Ten EU countries are calling on Brussels to label nuclear power as a green source in the EU's taxonomy for sustainable activities. Among them are states like France, which have long relied on nuclear power, and also countries like Poland, which only now plan to start building nuclear power plants. The taxonomy is seen as an important guide for sustainable investments. Commentators are divided.
This could accelerate Poland's decarbonisation
Business Insider Polska sees the probable compromise on the EU taxonomy as an important step for private investment in nuclear power:
“Global warming and growing pressure towards decarbonisation are accelerating the energy transition. In Poland's case, nuclear power could be the answer to these challenges. If the Polish government is convinced that nuclear power is the solution, it must both implement state projects that are key to energy security and support smaller private investments that can complement these projects. ... Positive decisions on nuclear energy at the EU level should make it easier and cheaper to implement these difficult projects.”
That's realpolitik for you
A poor compromise is better than none at all, Ilta-Sanomat points out:
“There is a risk that the whole package will fall through if competing demands are not met. According to leaked reports, the solution could be a compromise that classifies both nuclear energy and natural gas as environmentally friendly. This compromise would dilute the EU's green promises, because neither nuclear energy nor natural gas are as clean as wind and solar power, for example - let alone renewable. But unlike the promises of pretty speeches the realities of daily life often demand compromises - otherwise the promises won't be fulfilled.”
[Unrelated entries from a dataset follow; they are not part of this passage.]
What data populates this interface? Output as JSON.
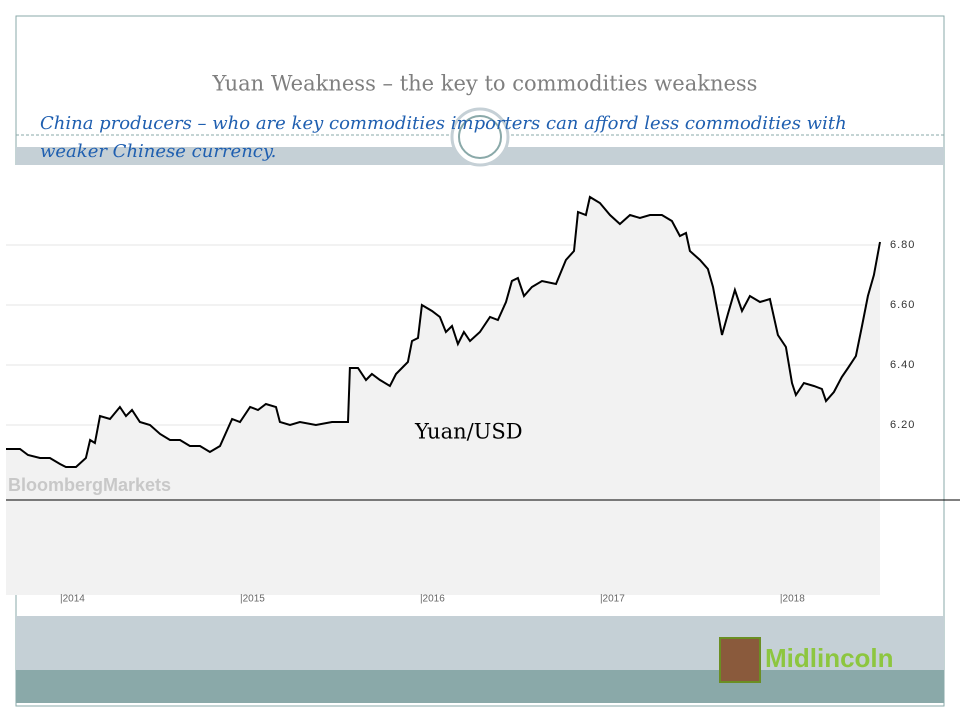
{
  "chart_data": {
    "type": "line",
    "title": "Yuan Weakness – the  key to commodities weakness",
    "subtitle": "China producers – who are key  commodities importers can afford less commodities with weaker Chinese currency.",
    "annotation": "Yuan/USD",
    "watermark": "BloombergMarkets",
    "logo": "Midlincoln",
    "color": "#000000",
    "x": [
      2013.7,
      2013.778,
      2013.822,
      2013.889,
      2013.944,
      2014.0,
      2014.033,
      2014.089,
      2014.144,
      2014.167,
      2014.194,
      2014.222,
      2014.278,
      2014.333,
      2014.367,
      2014.4,
      2014.444,
      2014.5,
      2014.556,
      2014.611,
      2014.667,
      2014.722,
      2014.778,
      2014.833,
      2014.889,
      2014.956,
      2015.0,
      2015.056,
      2015.1,
      2015.144,
      2015.2,
      2015.222,
      2015.278,
      2015.333,
      2015.422,
      2015.511,
      2015.6,
      2015.611,
      2015.656,
      2015.7,
      2015.733,
      2015.778,
      2015.833,
      2015.867,
      2015.933,
      2015.956,
      2015.989,
      2016.011,
      2016.067,
      2016.111,
      2016.144,
      2016.178,
      2016.211,
      2016.244,
      2016.278,
      2016.333,
      2016.389,
      2016.433,
      2016.478,
      2016.511,
      2016.544,
      2016.578,
      2016.622,
      2016.678,
      2016.756,
      2016.811,
      2016.856,
      2016.878,
      2016.922,
      2016.944,
      2017.0,
      2017.056,
      2017.111,
      2017.167,
      2017.222,
      2017.278,
      2017.344,
      2017.4,
      2017.444,
      2017.478,
      2017.5,
      2017.556,
      2017.6,
      2017.628,
      2017.678,
      2017.711,
      2017.75,
      2017.789,
      2017.833,
      2017.889,
      2017.944,
      2017.989,
      2018.033,
      2018.067,
      2018.089,
      2018.133,
      2018.189,
      2018.233,
      2018.256,
      2018.3,
      2018.344,
      2018.378,
      2018.422,
      2018.456,
      2018.489,
      2018.522,
      2018.556
    ],
    "values": [
      6.12,
      6.12,
      6.1,
      6.09,
      6.09,
      6.07,
      6.06,
      6.06,
      6.09,
      6.15,
      6.14,
      6.23,
      6.22,
      6.26,
      6.23,
      6.25,
      6.21,
      6.2,
      6.17,
      6.15,
      6.15,
      6.13,
      6.13,
      6.11,
      6.13,
      6.22,
      6.21,
      6.26,
      6.25,
      6.27,
      6.26,
      6.21,
      6.2,
      6.21,
      6.2,
      6.21,
      6.21,
      6.39,
      6.39,
      6.35,
      6.37,
      6.35,
      6.33,
      6.37,
      6.41,
      6.48,
      6.49,
      6.6,
      6.58,
      6.56,
      6.51,
      6.53,
      6.47,
      6.51,
      6.48,
      6.51,
      6.56,
      6.55,
      6.61,
      6.68,
      6.69,
      6.63,
      6.66,
      6.68,
      6.67,
      6.75,
      6.78,
      6.91,
      6.9,
      6.96,
      6.94,
      6.9,
      6.87,
      6.9,
      6.89,
      6.9,
      6.9,
      6.88,
      6.83,
      6.84,
      6.78,
      6.75,
      6.72,
      6.66,
      6.5,
      6.57,
      6.65,
      6.58,
      6.63,
      6.61,
      6.62,
      6.5,
      6.46,
      6.34,
      6.3,
      6.34,
      6.33,
      6.32,
      6.28,
      6.31,
      6.36,
      6.39,
      6.43,
      6.53,
      6.63,
      6.7,
      6.81
    ],
    "xlim": [
      2013.7,
      2018.556
    ],
    "ylim": [
      5.95,
      7.0
    ],
    "xticks": [
      {
        "value": 2014,
        "label": "|2014"
      },
      {
        "value": 2015,
        "label": "|2015"
      },
      {
        "value": 2016,
        "label": "|2016"
      },
      {
        "value": 2017,
        "label": "|2017"
      },
      {
        "value": 2018,
        "label": "|2018"
      }
    ],
    "yticks": [
      {
        "value": 6.2,
        "label": "6.20"
      },
      {
        "value": 6.4,
        "label": "6.40"
      },
      {
        "value": 6.6,
        "label": "6.60"
      },
      {
        "value": 6.8,
        "label": "6.80"
      }
    ],
    "grid": true
  }
}
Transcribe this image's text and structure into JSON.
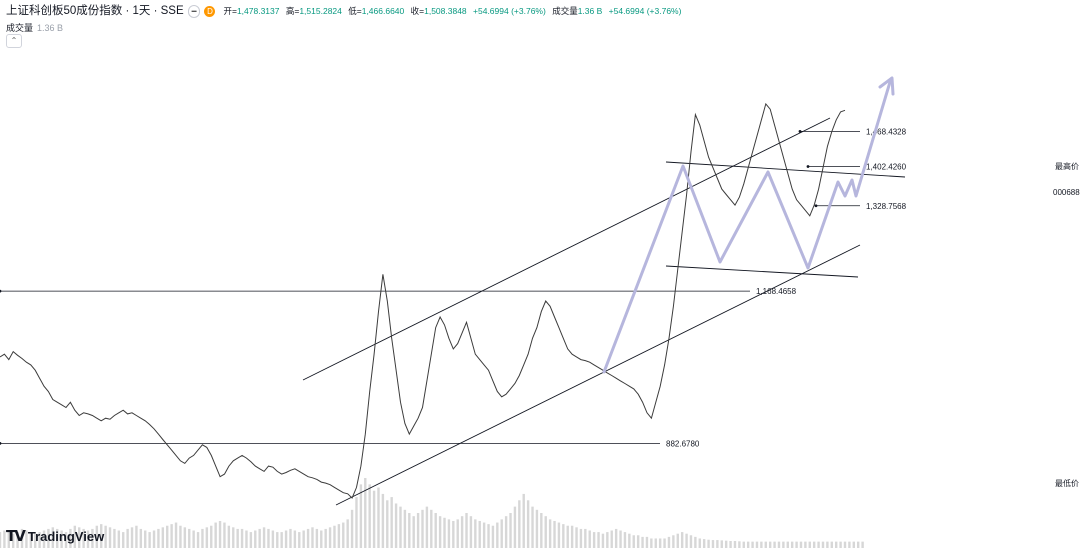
{
  "header": {
    "title": "上证科创板50成份指数 · 1天 · SSE",
    "badge_icon": "eye-icon",
    "badge_letter": "D",
    "ohlc": [
      {
        "label": "开=",
        "value": "1,478.3137"
      },
      {
        "label": "高=",
        "value": "1,515.2824"
      },
      {
        "label": "低=",
        "value": "1,466.6640"
      },
      {
        "label": "收=",
        "value": "1,508.3848"
      },
      {
        "label": "",
        "value": "+54.6994 (+3.76%)"
      },
      {
        "label": "成交量",
        "value": "1.36 B"
      },
      {
        "label": "",
        "value": "+54.6994 (+3.76%)"
      }
    ]
  },
  "volume_legend": {
    "label": "成交量",
    "value": "1.36 B"
  },
  "collapse_icon": "chevron-up-icon",
  "axis": {
    "high_label": "最高价",
    "low_label": "最低价",
    "code_label": "000688"
  },
  "logo": {
    "mark": "TV",
    "text": "TradingView"
  },
  "colors": {
    "price": "#3c3c3c",
    "line": "#131722",
    "arrow": "#b6b6dd",
    "volume": "#c9c9c9"
  },
  "chart_data": {
    "type": "line",
    "series": [
      {
        "values": [
          1045,
          1050,
          1040,
          1055,
          1048,
          1042,
          1035,
          1030,
          1020,
          1005,
          990,
          980,
          965,
          960,
          955,
          950,
          960,
          945,
          935,
          940,
          938,
          935,
          930,
          925,
          930,
          928,
          935,
          940,
          945,
          938,
          940,
          935,
          930,
          925,
          918,
          910,
          900,
          890,
          880,
          870,
          860,
          850,
          845,
          855,
          860,
          870,
          880,
          875,
          860,
          840,
          820,
          825,
          840,
          850,
          855,
          860,
          855,
          848,
          840,
          835,
          830,
          840,
          838,
          830,
          825,
          828,
          832,
          835,
          830,
          825,
          820,
          818,
          815,
          810,
          808,
          805,
          800,
          795,
          790,
          788,
          780,
          800,
          840,
          900,
          980,
          1050,
          1130,
          1200,
          1150,
          1080,
          1020,
          960,
          920,
          900,
          915,
          930,
          950,
          1000,
          1050,
          1100,
          1120,
          1105,
          1080,
          1060,
          1070,
          1090,
          1110,
          1080,
          1050,
          1040,
          1030,
          1020,
          1000,
          980,
          970,
          975,
          985,
          995,
          1010,
          1030,
          1050,
          1080,
          1100,
          1130,
          1150,
          1140,
          1120,
          1100,
          1080,
          1060,
          1050,
          1045,
          1040,
          1038,
          1035,
          1030,
          1025,
          1020,
          1015,
          1010,
          1005,
          1000,
          995,
          990,
          985,
          975,
          960,
          940,
          930,
          960,
          990,
          1030,
          1080,
          1140,
          1210,
          1280,
          1350,
          1430,
          1500,
          1480,
          1450,
          1420,
          1400,
          1380,
          1360,
          1350,
          1340,
          1330,
          1345,
          1370,
          1400,
          1430,
          1460,
          1490,
          1520,
          1510,
          1480,
          1450,
          1420,
          1390,
          1360,
          1340,
          1330,
          1320,
          1310,
          1330,
          1360,
          1400,
          1440,
          1468,
          1490,
          1505,
          1508
        ]
      }
    ],
    "ylim": [
      720,
      1640
    ],
    "horizontal_levels": [
      {
        "value": 1468.4328,
        "label": "1,468.4328"
      },
      {
        "value": 1402.426,
        "label": "1,402.4260"
      },
      {
        "value": 1328.7568,
        "label": "1,328.7568"
      },
      {
        "value": 1168.4658,
        "label": "1,168.4658"
      },
      {
        "value": 882.678,
        "label": "882.6780"
      }
    ],
    "volume": [
      0.5,
      0.55,
      0.5,
      0.45,
      0.5,
      0.6,
      0.55,
      0.5,
      0.45,
      0.5,
      0.55,
      0.6,
      0.65,
      0.6,
      0.55,
      0.5,
      0.6,
      0.7,
      0.65,
      0.6,
      0.55,
      0.6,
      0.7,
      0.75,
      0.7,
      0.65,
      0.6,
      0.55,
      0.5,
      0.6,
      0.65,
      0.7,
      0.6,
      0.55,
      0.5,
      0.55,
      0.6,
      0.65,
      0.7,
      0.75,
      0.8,
      0.7,
      0.65,
      0.6,
      0.55,
      0.5,
      0.6,
      0.65,
      0.7,
      0.8,
      0.85,
      0.8,
      0.7,
      0.65,
      0.6,
      0.6,
      0.55,
      0.5,
      0.55,
      0.6,
      0.65,
      0.6,
      0.55,
      0.5,
      0.5,
      0.55,
      0.6,
      0.55,
      0.5,
      0.55,
      0.6,
      0.65,
      0.6,
      0.55,
      0.6,
      0.65,
      0.7,
      0.75,
      0.8,
      0.9,
      1.2,
      1.6,
      2.0,
      2.2,
      2.0,
      1.8,
      1.9,
      1.7,
      1.5,
      1.6,
      1.4,
      1.3,
      1.2,
      1.1,
      1.0,
      1.1,
      1.2,
      1.3,
      1.2,
      1.1,
      1.0,
      0.95,
      0.9,
      0.85,
      0.9,
      1.0,
      1.1,
      1.0,
      0.9,
      0.85,
      0.8,
      0.75,
      0.7,
      0.8,
      0.9,
      1.0,
      1.1,
      1.3,
      1.5,
      1.7,
      1.5,
      1.3,
      1.2,
      1.1,
      1.0,
      0.9,
      0.85,
      0.8,
      0.75,
      0.7,
      0.7,
      0.65,
      0.6,
      0.6,
      0.55,
      0.5,
      0.5,
      0.45,
      0.5,
      0.55,
      0.6,
      0.55,
      0.5,
      0.45,
      0.4,
      0.4,
      0.35,
      0.35,
      0.3,
      0.3,
      0.3,
      0.3,
      0.35,
      0.4,
      0.45,
      0.5,
      0.45,
      0.4,
      0.35,
      0.3,
      0.28,
      0.26,
      0.25,
      0.25,
      0.24,
      0.23,
      0.22,
      0.22,
      0.21,
      0.2,
      0.2,
      0.2,
      0.2,
      0.2,
      0.2,
      0.2,
      0.2,
      0.2,
      0.2,
      0.2,
      0.2,
      0.2,
      0.2,
      0.2,
      0.2,
      0.2,
      0.2,
      0.2,
      0.2,
      0.2,
      0.2,
      0.2,
      0.2,
      0.2,
      0.2,
      0.2,
      0.2
    ]
  }
}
Wind and solar are cheaper
New nuclear power plants are not the way out of the climate crisis, says Deutschlandfunk:
“Firstly, because things have to happen very quickly. Coal has to be phased out in the industrialised countries by 2030 if the climate targets of the Paris Agreement are to be met - and in developing countries, not much later. It takes many years and often decades to build nuclear reactors. And new, small reactors from the assembly line, as proposed by Bill Gates and Emmanuel Macron, only exist in theory so far. If they become reality, that will take time. Secondly, nuclear power plants are far too expensive. They can only compete with modern wind turbines and solar power plants if supported by immense subsidies.”